Excerpt from the essay, "Sixty-Two Thousand Reasons Why
A River is Good for Your Soul: In Particular, the Colorado River in
Utah, Above the Point Where It Becomes a Reservoir"
Silt. Healthy particles of silt are suspended in the river, buffed
off eons of Wingate sandstone and the debris of flash floods fire-hosing
through twisted arroyos. These tiny particles of soil, mud, stone, trees
and bones scour our skin as we float in the slow, warm current of the
river. We drift in silence, particles ourselves in the immense canyon,
winding our way down the river with the pull of gravity, scarcely able
to imagine what lies ahead.
Sand. We set up temporary evening homes on wide, sugary beaches. Winds
have carved the sand into dunes that are baking in elegant windrows
in the still afternoon. I can't help myself, and walk along the top
edge of a dune, marring the smooth surface. Beneath my toes, rivulets
of sand pour downward and fan out in deltas of repose. In days, maybe
hours, none of my marks will remain, and the sand will continue its
lazy abrasion and sculpting, eventually blowing into the river, into
the atmosphere, into another river runner's ear.

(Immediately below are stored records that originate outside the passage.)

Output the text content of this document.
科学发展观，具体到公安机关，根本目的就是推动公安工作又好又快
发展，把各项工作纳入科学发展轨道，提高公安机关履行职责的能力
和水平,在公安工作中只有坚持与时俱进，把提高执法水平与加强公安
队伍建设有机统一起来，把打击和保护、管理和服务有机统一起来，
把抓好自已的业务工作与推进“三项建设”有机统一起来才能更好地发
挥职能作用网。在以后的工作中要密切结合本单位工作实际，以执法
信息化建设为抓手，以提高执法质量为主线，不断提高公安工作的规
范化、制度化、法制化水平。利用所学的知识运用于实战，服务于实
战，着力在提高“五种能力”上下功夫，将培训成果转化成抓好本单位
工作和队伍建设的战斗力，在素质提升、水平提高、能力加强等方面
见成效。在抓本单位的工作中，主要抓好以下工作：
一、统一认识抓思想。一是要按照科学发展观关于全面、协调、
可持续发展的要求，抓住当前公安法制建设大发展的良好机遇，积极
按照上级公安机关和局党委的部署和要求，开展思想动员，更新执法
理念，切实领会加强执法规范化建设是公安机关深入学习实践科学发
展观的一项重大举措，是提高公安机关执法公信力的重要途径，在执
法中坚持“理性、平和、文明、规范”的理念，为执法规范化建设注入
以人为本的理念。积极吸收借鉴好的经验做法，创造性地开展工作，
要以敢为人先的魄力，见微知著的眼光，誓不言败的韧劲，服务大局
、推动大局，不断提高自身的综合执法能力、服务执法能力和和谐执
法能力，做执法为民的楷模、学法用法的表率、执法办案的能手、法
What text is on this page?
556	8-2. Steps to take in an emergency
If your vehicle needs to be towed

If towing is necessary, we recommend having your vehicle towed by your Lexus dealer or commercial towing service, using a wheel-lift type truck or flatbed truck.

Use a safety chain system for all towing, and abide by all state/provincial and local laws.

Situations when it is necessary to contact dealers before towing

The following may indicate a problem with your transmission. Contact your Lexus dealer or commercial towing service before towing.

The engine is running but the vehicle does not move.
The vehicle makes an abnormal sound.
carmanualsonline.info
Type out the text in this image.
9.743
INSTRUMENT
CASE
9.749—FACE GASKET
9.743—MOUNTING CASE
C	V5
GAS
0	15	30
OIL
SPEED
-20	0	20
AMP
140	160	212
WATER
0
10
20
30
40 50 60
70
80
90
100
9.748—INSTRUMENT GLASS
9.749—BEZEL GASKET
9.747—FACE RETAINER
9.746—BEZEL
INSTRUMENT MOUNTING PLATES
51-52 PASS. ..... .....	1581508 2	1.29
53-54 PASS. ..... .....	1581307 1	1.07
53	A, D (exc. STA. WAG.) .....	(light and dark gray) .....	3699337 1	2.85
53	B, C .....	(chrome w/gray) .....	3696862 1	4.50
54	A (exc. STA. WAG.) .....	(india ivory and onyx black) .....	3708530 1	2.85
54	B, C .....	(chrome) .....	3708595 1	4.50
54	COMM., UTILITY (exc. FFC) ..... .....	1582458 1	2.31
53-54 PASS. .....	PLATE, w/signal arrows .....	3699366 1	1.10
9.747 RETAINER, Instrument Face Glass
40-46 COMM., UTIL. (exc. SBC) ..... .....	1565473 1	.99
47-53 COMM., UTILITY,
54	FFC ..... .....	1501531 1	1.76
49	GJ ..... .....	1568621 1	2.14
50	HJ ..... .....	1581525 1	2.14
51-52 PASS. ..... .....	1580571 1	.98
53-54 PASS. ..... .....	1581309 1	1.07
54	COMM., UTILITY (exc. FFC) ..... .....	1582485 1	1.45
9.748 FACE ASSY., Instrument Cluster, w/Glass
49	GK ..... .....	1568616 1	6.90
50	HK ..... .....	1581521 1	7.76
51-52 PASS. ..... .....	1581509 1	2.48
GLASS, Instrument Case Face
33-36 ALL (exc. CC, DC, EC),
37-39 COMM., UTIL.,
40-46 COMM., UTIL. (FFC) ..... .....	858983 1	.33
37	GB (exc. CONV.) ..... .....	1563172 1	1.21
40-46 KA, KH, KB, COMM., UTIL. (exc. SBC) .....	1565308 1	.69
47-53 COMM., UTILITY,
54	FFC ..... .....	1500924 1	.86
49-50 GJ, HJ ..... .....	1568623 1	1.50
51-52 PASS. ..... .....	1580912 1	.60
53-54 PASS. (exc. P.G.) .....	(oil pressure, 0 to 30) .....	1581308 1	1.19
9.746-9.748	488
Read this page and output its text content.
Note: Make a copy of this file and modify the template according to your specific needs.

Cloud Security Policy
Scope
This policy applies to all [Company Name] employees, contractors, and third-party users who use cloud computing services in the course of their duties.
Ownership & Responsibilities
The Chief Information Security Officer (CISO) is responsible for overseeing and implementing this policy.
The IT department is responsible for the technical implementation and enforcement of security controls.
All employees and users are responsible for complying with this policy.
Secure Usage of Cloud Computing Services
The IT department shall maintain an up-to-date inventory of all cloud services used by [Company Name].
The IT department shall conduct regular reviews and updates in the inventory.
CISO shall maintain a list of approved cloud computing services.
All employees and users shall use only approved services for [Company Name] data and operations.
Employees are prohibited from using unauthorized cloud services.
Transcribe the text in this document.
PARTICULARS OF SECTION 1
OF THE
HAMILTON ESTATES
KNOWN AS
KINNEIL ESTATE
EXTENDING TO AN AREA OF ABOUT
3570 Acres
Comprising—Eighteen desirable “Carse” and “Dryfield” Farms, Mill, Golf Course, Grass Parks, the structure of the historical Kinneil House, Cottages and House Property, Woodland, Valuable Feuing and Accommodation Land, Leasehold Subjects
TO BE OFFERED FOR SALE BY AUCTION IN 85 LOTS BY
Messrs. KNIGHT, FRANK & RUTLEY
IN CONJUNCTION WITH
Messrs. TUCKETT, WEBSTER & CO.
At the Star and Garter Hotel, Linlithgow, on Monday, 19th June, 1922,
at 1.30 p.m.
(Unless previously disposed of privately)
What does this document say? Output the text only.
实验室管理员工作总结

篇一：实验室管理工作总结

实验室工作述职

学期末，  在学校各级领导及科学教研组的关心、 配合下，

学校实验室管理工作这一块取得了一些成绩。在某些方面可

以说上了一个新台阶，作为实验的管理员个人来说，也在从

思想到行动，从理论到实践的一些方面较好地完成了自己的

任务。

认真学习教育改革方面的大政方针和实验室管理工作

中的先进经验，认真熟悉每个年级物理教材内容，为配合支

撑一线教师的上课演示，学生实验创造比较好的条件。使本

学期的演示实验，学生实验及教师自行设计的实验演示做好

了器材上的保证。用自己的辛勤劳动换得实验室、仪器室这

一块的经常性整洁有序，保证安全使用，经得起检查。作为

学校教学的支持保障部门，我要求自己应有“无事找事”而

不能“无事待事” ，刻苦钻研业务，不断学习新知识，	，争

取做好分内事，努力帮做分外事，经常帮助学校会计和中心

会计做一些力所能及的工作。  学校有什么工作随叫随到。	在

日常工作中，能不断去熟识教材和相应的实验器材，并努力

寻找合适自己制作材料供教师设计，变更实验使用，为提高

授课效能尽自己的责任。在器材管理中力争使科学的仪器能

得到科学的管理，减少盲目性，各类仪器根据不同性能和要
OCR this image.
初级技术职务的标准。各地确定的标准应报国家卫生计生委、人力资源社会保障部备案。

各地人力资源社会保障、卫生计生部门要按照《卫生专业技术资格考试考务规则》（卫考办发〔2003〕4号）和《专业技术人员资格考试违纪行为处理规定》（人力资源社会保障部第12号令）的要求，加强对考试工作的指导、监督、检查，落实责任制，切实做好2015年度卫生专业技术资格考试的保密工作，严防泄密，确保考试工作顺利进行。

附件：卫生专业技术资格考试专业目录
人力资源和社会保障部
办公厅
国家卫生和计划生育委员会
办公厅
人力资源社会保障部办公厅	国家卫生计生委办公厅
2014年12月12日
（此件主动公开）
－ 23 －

Companions. We're drunk with the serenity of it all, the seven of usmy
wife of 14 years, my good friend and his 17-year-old daughter, a woman
from Grand Junction, and our two male guides. The guides are typical
river rats, young, glazed dark brown from the sun, competent in all
things wild. My wife likes them both because they're irreverent, funny
and built of raw sinew, and because they live in shorts and sandals
almost year round. My wife doesn't tell me this, but it doesn't matter
because the guides are busy trying not to watch the 17-year-old too
much.
Names. We're walking upriver, tiny specks in the canyon, on a jaunt
to see what there is to see. Three-inch-long collared lizards dart nervously
around our feet, vanishing and reappearing in skittish dances. A few
hundred yards farther, I see the shell left behind by a scorpion, a
small bit of parchment complete with tail hooked over its back, as if
the creature had just stepped out for a quick dip. I lift my eyes and
the canyon walls rearrange my psyche, the limestone, sandstone, shale,
chert and siltstone piled in dizzying cliffs to form the Honaker Trail
Formation, above which is the Cedar Mesa Sandstone, which is below the
Organ Rock Shale, which anchors the Moenkopi Formationand that
comprises only half the height of the canyon. Curtains of desert varnish
stand out high on the walls, a lustrous patina streaking the rock, a
festival of black, brown, tan and orange minerals, as alive as I am
but infinitely more interesting.
None of us has a watch, so time takes its proper place on the margins
of reality. Somewhere over the course of our days, my wife, who's been
immersed in a plant ID book, tells me that we're sitting under a netleaf
hackberry, a small, deciduous tree that's providing a wide swath of
shade, perhaps eight square feet. A few million years ago, she reads,
the climate in the area was much wetter, and the hackberry thrived on
higher slopes and plains along with cottonwood, willow, sycamore and
other trees. The neighborhood changed, though, and the trees and other
living things moved to where a water source was more assured. She wanders
off to lose herself identifying more plants.
The guides are lounging down by the boats, probably telling lies to
each other. I mention the hackberry, but they only grin and nod. They're
both holding tall plastic cups of concoctions that seem to make them
happier than they already are. I team up with my buddy to beat them
in horseshoes, sand flying everywhere. Toward the end of the game, I
don't even know I made a ringer until the men on the other end excavate
the shoe, as if they were digging at an archaeological site.
Evening moves down the cliffs and the river seems a bit louder, as
if our ears are tuning more sharply to the landscape to make up for
what we can't see. We settle comfortably into an earnest conversation
that condemns mining industries as we pass around various silt-free,
cold liquids, in aluminum cans, fetched from big plastic coolers within
arm's reach.
The night collapses peacefully around us.